Innocence that would soon enough be lost in the incident that had destroyed her family and had kept her from ever coming back here.

“Evidence?” he said, his tone mocking. “You need a little more than a motorcycle and a leather jacket to be a rebel.”

“You were always being kicked out of school. For smoking—”

“I’d forgotten that,” he said with a half smile. “I still sneak the occasional smoke, but rarely. Only when I’m stressed.”

Why did she care? Unbidden came a memory of that one time, when she, the good girl, had done the most unexpected thing of all. She had boldly tasted his lips. She did not remember anything about smoke, just something delicious and forbidden unfurling within her.

“And fighting,” she continued, hearing that prudish note deepen in her voice, a defense against the power of that memory of their lips joining, that sense of the universe shifting and aligning, of all being right in her world, when it had been such a wrong thing to do.

And if she recalled, and she did, he had been very quick to point that out to her, too. What had he said?

Don’t start fires you can’t put out.

Hanna could actually feel her cheeks burning at the memory, but Sam’s mind, thankfully, was apparently not on stolen kisses. Far from it, evidently.

“Ah,” he said reminiscently. “I did enjoy a good fight. But only if I won.”

“I recall you always winning.”

He lifted a lazy eyebrow at her, and she knew she had probably revealed more than she wanted to about her girlish days of dreaming about him.

“And drinking,” she said swiftly, inserting the stern note back into her voice.

“You’re mistaken there. I did not drink then, nor do I drink now.” His voice had gone taut.

“So,” Hanna said, her own tone deliberately light, “just now, you nearly killed the pony and me stone-cold sober?”

He laughed, reluctantly. “Guilty.”

“And for skipping school,” she finished, triumphantly. “You were always being suspended because you skipped classes.”

The laughter left him instantly. “I did do a lot of that,” he admitted.

“Why?” Her curiosity felt like a form of weakness, but it really did seem, around him, that she had always suffered one form of weakness or another.

He considered her carefully for a moment, and she was aware his gaze was suddenly shuttered. “It’s really not important anymore,” he said.

And he was so right. It was not important anymore. Hanna was not the same person she had been back then—far from it—and neither was he.

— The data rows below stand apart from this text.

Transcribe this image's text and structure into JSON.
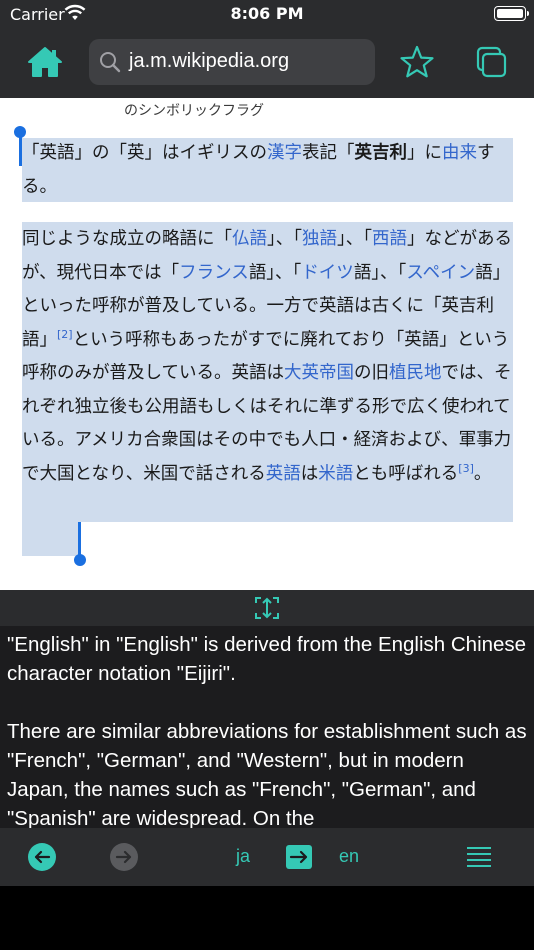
{
  "status": {
    "carrier": "Carrier",
    "time": "8:06 PM"
  },
  "toolbar": {
    "url": "ja.m.wikipedia.org"
  },
  "icons": {
    "home": "home-icon",
    "search": "search-icon",
    "bookmark": "star-icon",
    "tabs": "tabs-icon",
    "expand": "expand-icon",
    "back": "arrow-left-icon",
    "forward": "arrow-right-icon",
    "swap": "arrow-right-icon",
    "menu": "menu-icon"
  },
  "colors": {
    "accent": "#35c9b5",
    "selection": "#cfdced",
    "link": "#3366cc",
    "bar": "#2b2c2e"
  },
  "article": {
    "caption": "のシンボリックフラグ",
    "p1": {
      "t1": "「英語」の「英」はイギリスの",
      "link1": "漢字",
      "t2": "表記「",
      "bold1": "英吉利",
      "t3": "」に",
      "link2": "由来",
      "t4": "する。"
    },
    "p2": {
      "t1": "同じような成立の略語に「",
      "link1": "仏語",
      "t2": "」、「",
      "link2": "独語",
      "t3": "」、「",
      "link3": "西語",
      "t4": "」などがあるが、現代日本では「",
      "link4": "フランス",
      "t5": "語」、「",
      "link5": "ドイツ",
      "t6": "語」、「",
      "link6": "スペイン",
      "t7": "語」といった呼称が普及している。一方で英語は古くに「英吉利語」",
      "ref1": "[2]",
      "t8": "という呼称もあったがすでに廃れており「英語」という呼称のみが普及している。英語は",
      "link7": "大英帝国",
      "t9": "の旧",
      "link8": "植民地",
      "t10": "では、それぞれ独立後も公用語もしくはそれに準ずる形で広く使われている。アメリカ合衆国はその中でも人口・経済および、軍事力で大国となり、米国で話される",
      "link9": "英語",
      "t11": "は",
      "link10": "米語",
      "t12": "とも呼ばれる",
      "ref2": "[3]",
      "t13": "。"
    }
  },
  "translation": {
    "text": "\"English\" in \"English\" is derived from the English Chinese character notation \"Eijiri\".\n\nThere are similar abbreviations for establishment such as \"French\", \"German\", and \"Western\", but in modern Japan, the names such as \"French\", \"German\", and \"Spanish\" are widespread. On the"
  },
  "bottom": {
    "source_lang": "ja",
    "target_lang": "en"
  }
}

He would probably be shocked by the direction her life had taken after he had left Smith, how the girl he had called “Goody Two-shoes” had managed to be such a tragic disappointment.

“Are you sure you’re all right?” he said, and stepped toward her. He looked down into her face and concern furrowed his brow. “Your hand still hurts, doesn’t it?”

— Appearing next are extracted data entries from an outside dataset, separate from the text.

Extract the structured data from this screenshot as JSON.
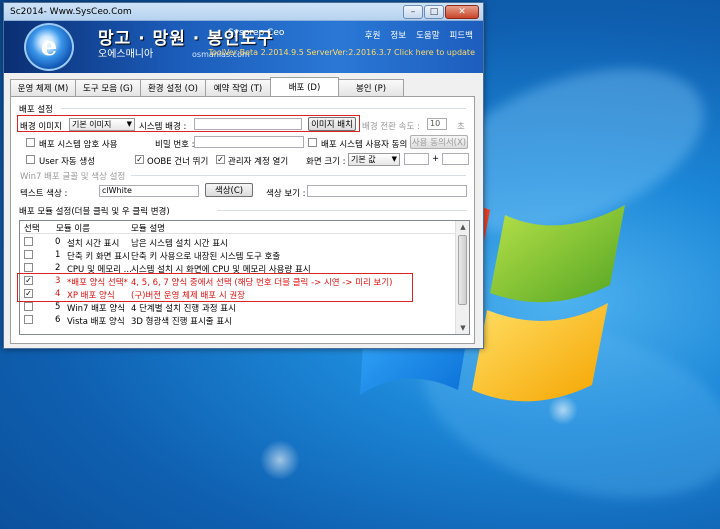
{
  "window": {
    "title": "Sc2014- Www.SysCeo.Com",
    "controls": [
      "–",
      "□",
      "✕"
    ]
  },
  "banner": {
    "title": "망고 · 망원 · 봉인도구",
    "subtitle": "Sysprep Ceo",
    "korean_name": "오에스매니아",
    "url": "osmanias.com",
    "menu": [
      "후원",
      "정보",
      "도움말",
      "피드백"
    ],
    "version": "ToolVer:Beta 2.2014.9.5 ServerVer:2.2016.3.7 Click here to update"
  },
  "tabs": [
    {
      "label": "운영 체제 (M)",
      "active": false
    },
    {
      "label": "도구 모음 (G)",
      "active": false
    },
    {
      "label": "환경 설정 (O)",
      "active": false
    },
    {
      "label": "예약 작업 (T)",
      "active": false
    },
    {
      "label": "배포 (D)",
      "active": true
    },
    {
      "label": "봉인 (P)",
      "active": false
    }
  ],
  "deploy": {
    "section_title": "배포 설정",
    "bg_image_label": "배경 이미지",
    "bg_image_value": "기본 이미지",
    "system_bg_label": "시스템 배경 :",
    "system_bg_value": "",
    "apply_image_button": "이미지 배치",
    "transition_label": "배경 전환 속도 :",
    "transition_value": "10",
    "transition_unit": "초",
    "password_check_label": "배포 시스템 암호 사용",
    "password_label": "비밀 번호 :",
    "password_value": "",
    "user_agree_label": "배포 시스템 사용자 동의",
    "user_agree_button": "사용 동의서(X)",
    "user_auto_label": "User 자동 생성",
    "oobe_skip_label": "OOBE 건너 뛰기",
    "oobe_skip_checked": true,
    "admin_open_label": "관리자 계정 열기",
    "admin_open_checked": true,
    "screen_size_label": "화면 크기 :",
    "screen_size_value": "기본 값",
    "screen_size_plus": "+",
    "win7_font_label": "Win7 배포 글꼴 및 색상 설정",
    "text_color_label": "텍스트 색상 :",
    "text_color_value": "clWhite",
    "color_button": "색상(C)",
    "color_preview_label": "색상 보기 :"
  },
  "module_list": {
    "section_title": "배포 모듈 설정(더블 클릭 및 우 클릭 변경)",
    "headers": [
      "선택",
      "모듈 이름",
      "모듈 설명"
    ],
    "rows": [
      {
        "checked": false,
        "num": "0",
        "name": "설치 시간 표시",
        "desc": "남은 시스템 설치 시간 표시",
        "red": false
      },
      {
        "checked": false,
        "num": "1",
        "name": "단축 키 화면 표시",
        "desc": "단축 키 사용으로 내장된 시스템 도구 호출",
        "red": false
      },
      {
        "checked": false,
        "num": "2",
        "name": "CPU 및 메모리 ...",
        "desc": "시스템 설치 시 화면에 CPU 및 메모리 사용량 표시",
        "red": false
      },
      {
        "checked": true,
        "num": "3",
        "name": "*배포 양식 선택*",
        "desc": "4, 5, 6, 7 양식 중에서 선택 (해당 번호 더블 클릭 -> 시연 -> 미리 보기)",
        "red": true
      },
      {
        "checked": true,
        "num": "4",
        "name": "XP 배포 양식",
        "desc": "(구)버전 운영 체제 배포 시 권장",
        "red": true
      },
      {
        "checked": false,
        "num": "5",
        "name": "Win7 배포 양식",
        "desc": "4 단계별 설치 진행 과정 표시",
        "red": false
      },
      {
        "checked": false,
        "num": "6",
        "name": "Vista 배포 양식",
        "desc": "3D 형광색 진행 표시줄 표시",
        "red": false
      }
    ]
  }
}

Though it had been nearly nine years since she had laid eyes on Sam, looking into the quiet strength of his face, she felt a sense of familiarity, of knowing him.

“Yes,” she said, “it does.”

He took her arm, having seen all along which one she was favoring. He slid her glove off her hand, and turned it over in his own.

“That looks nasty,” he said, and Hanna glanced down to see her hand was already swollen and discolored. The pony rope must have caught in between her fingers and her thumb and scraped the skin away.

But the pain seemed numbed by the warmth of his thumb making a circle in the cold palm of her hand.

It felt as if her whole world dissolved into a forbidden sense of longing, the present melting into the past as Hanna experienced the same feverish awareness that Sam had always created in her.